Essere ottimisti o pessimisti può fare una gran differenza, o generare illusioni. Al contrario, la chiara individuazione delle priorità è un elemento essenziale. C'è una vita che ci vogliamo riprendere e un lavoro che vogliamo ricominciare a fare. Tutti i lavori sono ugualmente importanti ed è per questo che certi settori non devono, non possono e non gli va consentito, di ritenersi al di sopra di altri.
Perché, ad esempio, cinema, teatri, spettacoli, concerti, eventi, mostre dovrebbero stare pazientemente con le mani in mano ad aspettare il proprio turno quando il calcio, anch'esso all'interno dell'industria dello spettacolo, pretende di chiudersi nei suoi confini dorati e andare avanti?
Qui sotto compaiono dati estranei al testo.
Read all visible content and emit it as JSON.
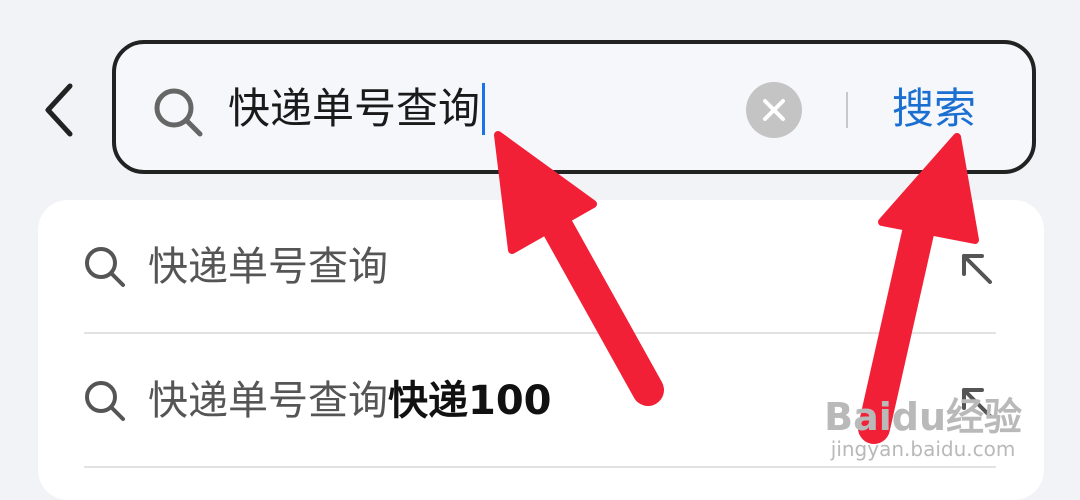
{
  "search": {
    "query": "快递单号查询",
    "search_button_label": "搜索"
  },
  "suggestions": [
    {
      "text_plain": "快递单号查询",
      "text_bold": ""
    },
    {
      "text_plain": "快递单号查询",
      "text_bold": "快递100"
    }
  ],
  "watermark": {
    "logo": "Baidu经验",
    "url": "jingyan.baidu.com"
  },
  "colors": {
    "accent": "#1a6fd1",
    "annotation_arrow": "#f22036",
    "background": "#f2f3f7"
  },
  "icons": [
    "back-arrow-icon",
    "search-icon",
    "clear-icon",
    "fill-arrow-icon"
  ]
}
Che poi: a chi piacerebbe questo finale di campionato incerto e convulso? Con il rischio di nuovi casi positivi, altri mai passati del tutto, giocatori già sul mercato che intanto giocano con una maglia che dopo pochi giorni sanno già di svestire, continui controlli negati ad altri, vittorie da festeggiare nell'isolamento del proprio mondo a parte.
L'aspetto economico o la smisurata competizione di chi ha qualcosa di importante da giocarsi sono indiscutibilmente un lato della faccenda. E molte cose, in genere, presentano due punti di vista. Il positivo e il negavo, proprio come i tamponi: le pile, le medaglie, le monete, i lati. Basta solo decidere quale lato guardare. Così come basta decidere che calcio continuare a seguire e per quale calcio continuare a fare il tifo. Quali priorità stabilire nel momento sanitario, economico e sociale più difficile che questo Paese, e con esso il resto del mondo, si sia forse mai trovato a dover vivere.